(REVIEW) Maleficent: Mistress of Evil (2019)



Sosok Maleficent awalnya dikenal sebagai penyihir yang jahat dan buruk rupa. Namun, Disney berhasil mengubah image Maleficent menjadi seseorang yang bangkit dari tragedi dan pengkhianatan untuk membentuk ikatan yang kompleks dengan Putri Aurora.

Disutradarai oleh Joachim Rønning (Pirates of the Caribbean: Dead Men Tell No Tales), sekuel yang tayang mulai 16 Oktober ini melanjutkan  cerita dari film pertamanya, mempertemukan Maleficent dengan musuh barunya yang licik.


Diawali oleh rencana pernikahan Aurora dan Pangeran Philip, Maleficent ragu untuk merestuinya karena kebenciannya pada manusia lainnya selain anak angkatnya. Sementara itu, Ratu Inggrith, ibunya Philip, pun menaruh misteri dan kebencian tersendiri kepada Maleficent. Yuk, simak ulasannya dibawah ini.

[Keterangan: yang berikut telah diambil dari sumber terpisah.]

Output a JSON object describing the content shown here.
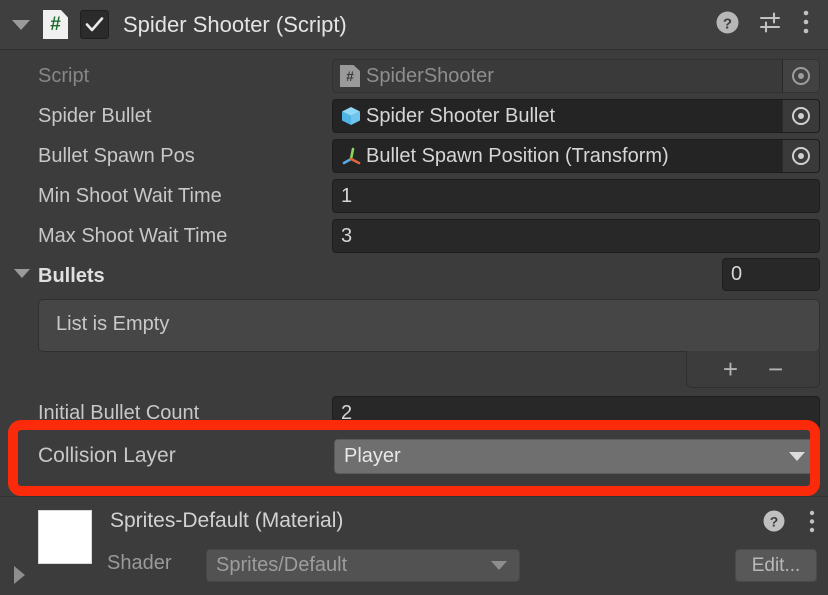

Battle Royale Versi Disney

Harus diakui, film Maleficent bisa dibilang bukan proyek "A Team" Disney. Buktinya, kita bisa lihat  dari seberapa besar promosi yang menggaung di dunia nyata maupun maya.

Meski begitu, sekuel dari film yang pertama kali rilis pada 2014 ini punya cerita yang patut diperhitungkan alias bukan digarap seadanya. Bahkan, jika dibandingkan dengan film pertamanya, premis dan alur Maleficent: Mistress of Evil ini lebih kompleks dan menantang.

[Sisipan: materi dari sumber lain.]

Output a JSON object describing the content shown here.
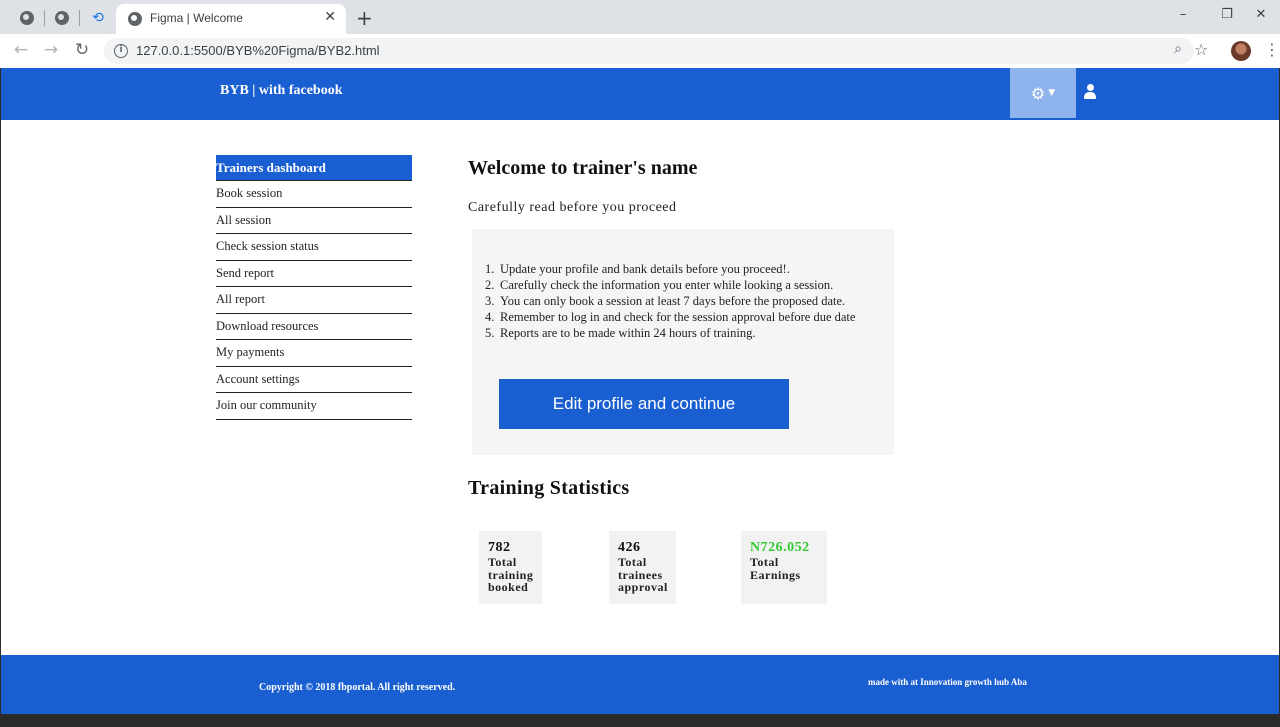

Hal tersebut sebenarnya udah bisa terlihat di trailer. Makanya, cukup bias awalnya jika film keluaran Disney ini memiliki klasifikasi "Semua Umur", meski memang sudah seharusnya.

Soalnya, film yang kembali menampilkan Angelina Jolie ke layar lebar setelah Kung Fu Panda 3 (2016) ini menampilkan konsep battle royale untuk mempertahankan cinta dan kekuasaan. Entah, apakah ceritanya bisa dimengerti oleh anak-anak berusia di bawah lima tahun.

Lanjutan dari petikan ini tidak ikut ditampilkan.